A few days later I paddled into the confluence of the Mississippi and Ohio Rivers. Anticipation welled inside of me as I approached this merger of two of the world’s great waterways.
“What will it be like?” I thought. “Will the current be so strong that it takes control of the canoe? What about the barges?”
I passed by a fisherman in a johnboat. He stopped tying a dropline and waved to me as I pushed into the confluence.
Nearby was the town of Cairo, Illinois. Pronounced “Care-O” by the locals, the town was a major trade hub during the steamboat era. In Mark Twain’s The Adventures of Huckleberry Finn, Cairo was Huck and Jim’s destination as they floated to Illinois to gain Jim’s freedom from slavery.
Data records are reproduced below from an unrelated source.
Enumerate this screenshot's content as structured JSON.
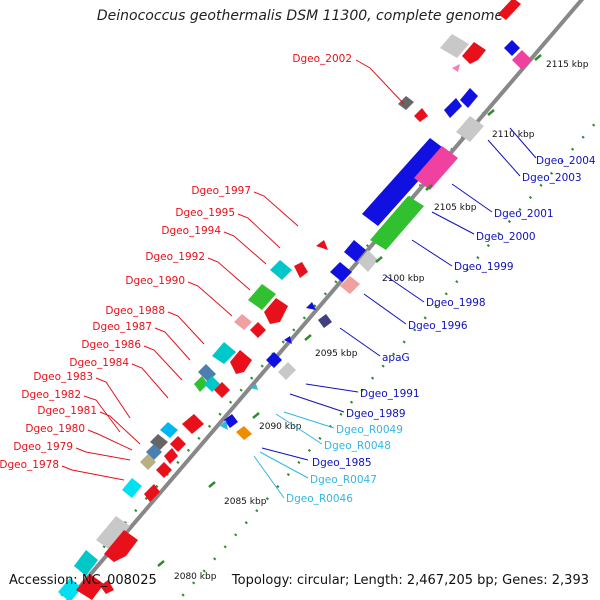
{
  "title": "Deinococcus geothermalis DSM 11300, complete genome",
  "footer": {
    "accession": "Accession: NC_008025",
    "summary": "Topology: circular; Length: 2,467,205 bp; Genes: 2,393"
  },
  "colors": {
    "backbone": "#888888",
    "tick": "#2e8b2e",
    "forward_label": "#e8101a",
    "reverse_label": "#1010c0",
    "rna_label": "#30b8e0"
  },
  "ruler": {
    "ticks": [
      {
        "label": "2115 kbp"
      },
      {
        "label": "2110 kbp"
      },
      {
        "label": "2105 kbp"
      },
      {
        "label": "2100 kbp"
      },
      {
        "label": "2095 kbp"
      },
      {
        "label": "2090 kbp"
      },
      {
        "label": "2085 kbp"
      },
      {
        "label": "2080 kbp"
      }
    ]
  },
  "left_labels": [
    {
      "text": "Dgeo_2002"
    },
    {
      "text": "Dgeo_1997"
    },
    {
      "text": "Dgeo_1995"
    },
    {
      "text": "Dgeo_1994"
    },
    {
      "text": "Dgeo_1992"
    },
    {
      "text": "Dgeo_1990"
    },
    {
      "text": "Dgeo_1988"
    },
    {
      "text": "Dgeo_1987"
    },
    {
      "text": "Dgeo_1986"
    },
    {
      "text": "Dgeo_1984"
    },
    {
      "text": "Dgeo_1983"
    },
    {
      "text": "Dgeo_1982"
    },
    {
      "text": "Dgeo_1981"
    },
    {
      "text": "Dgeo_1980"
    },
    {
      "text": "Dgeo_1979"
    },
    {
      "text": "Dgeo_1978"
    }
  ],
  "right_labels": [
    {
      "text": "Dgeo_2004"
    },
    {
      "text": "Dgeo_2003"
    },
    {
      "text": "Dgeo_2001"
    },
    {
      "text": "Dgeo_2000"
    },
    {
      "text": "Dgeo_1999"
    },
    {
      "text": "Dgeo_1998"
    },
    {
      "text": "Dgeo_1996"
    },
    {
      "text": "apaG"
    },
    {
      "text": "Dgeo_1991"
    },
    {
      "text": "Dgeo_1989"
    },
    {
      "text": "Dgeo_R0049"
    },
    {
      "text": "Dgeo_R0048"
    },
    {
      "text": "Dgeo_1985"
    },
    {
      "text": "Dgeo_R0047"
    },
    {
      "text": "Dgeo_R0046"
    }
  ]
}
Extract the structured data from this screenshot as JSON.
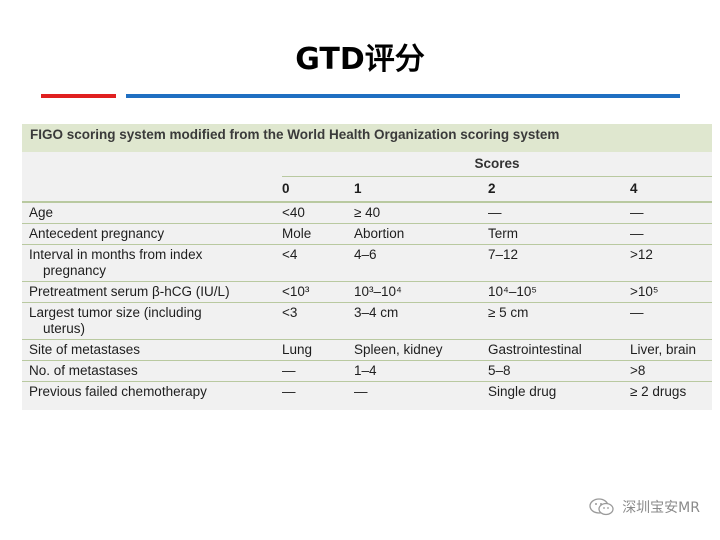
{
  "slide": {
    "title": "GTD评分"
  },
  "table": {
    "caption": "FIGO scoring system modified from the World Health Organization scoring system",
    "scores_header": "Scores",
    "score_columns": [
      "0",
      "1",
      "2",
      "4"
    ],
    "rows": [
      {
        "label": "Age",
        "label2": "",
        "cells": [
          "<40",
          "≥ 40",
          "—",
          "—"
        ]
      },
      {
        "label": "Antecedent pregnancy",
        "label2": "",
        "cells": [
          "Mole",
          "Abortion",
          "Term",
          "—"
        ]
      },
      {
        "label": "Interval in months from index",
        "label2": "pregnancy",
        "cells": [
          "<4",
          "4–6",
          "7–12",
          ">12"
        ]
      },
      {
        "label": "Pretreatment serum β-hCG (IU/L)",
        "label2": "",
        "cells": [
          "<10³",
          "10³–10⁴",
          "10⁴–10⁵",
          ">10⁵"
        ]
      },
      {
        "label": "Largest tumor size (including",
        "label2": "uterus)",
        "cells": [
          "<3",
          "3–4 cm",
          "≥ 5 cm",
          "—"
        ]
      },
      {
        "label": "Site of metastases",
        "label2": "",
        "cells": [
          "Lung",
          "Spleen, kidney",
          "Gastrointestinal",
          "Liver, brain"
        ]
      },
      {
        "label": "No. of metastases",
        "label2": "",
        "cells": [
          "—",
          "1–4",
          "5–8",
          ">8"
        ]
      },
      {
        "label": "Previous failed chemotherapy",
        "label2": "",
        "cells": [
          "—",
          "—",
          "Single drug",
          "≥ 2 drugs"
        ]
      }
    ]
  },
  "watermark": {
    "text": "深圳宝安MR",
    "icon": "wechat-icon"
  },
  "colors": {
    "accent_red": "#e02020",
    "accent_blue": "#1f6fc2",
    "caption_bg": "#dfe7cf",
    "rule": "#b9c9a0"
  }
}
As a young man, I went skydiving at Cairo’s airport. Today, the prosperity of the steamboat era is gone. The modern economy abandoned Cairo, just as it abandoned much of rural America. All that remains is a withering skeleton of what once was.
It was a calm day on the river. The only waves were those created by the barges. The sun shone and glistened on the crests of the waves. Barges lined the shore for as far as I could see. Tugboats shuffled up and down the banks and from side to side. The opposing banks seemed to be miles apart. The river felt like an ocean—a very long, narrow ocean. And the canoe did as it always did; it cut a smooth, straight line through the water.
Out in this immensity, something felt right. Joy washed over me. I stopped paddling and savored the feeling.
The tension that I had so often felt while getting to this point dissolved in the face of reality—for the reality was beautiful. I felt at ease. My thoughts were silent. I had gone from feeling merely comfortable with the river to feeling at one with it—graciously lost in its enormity.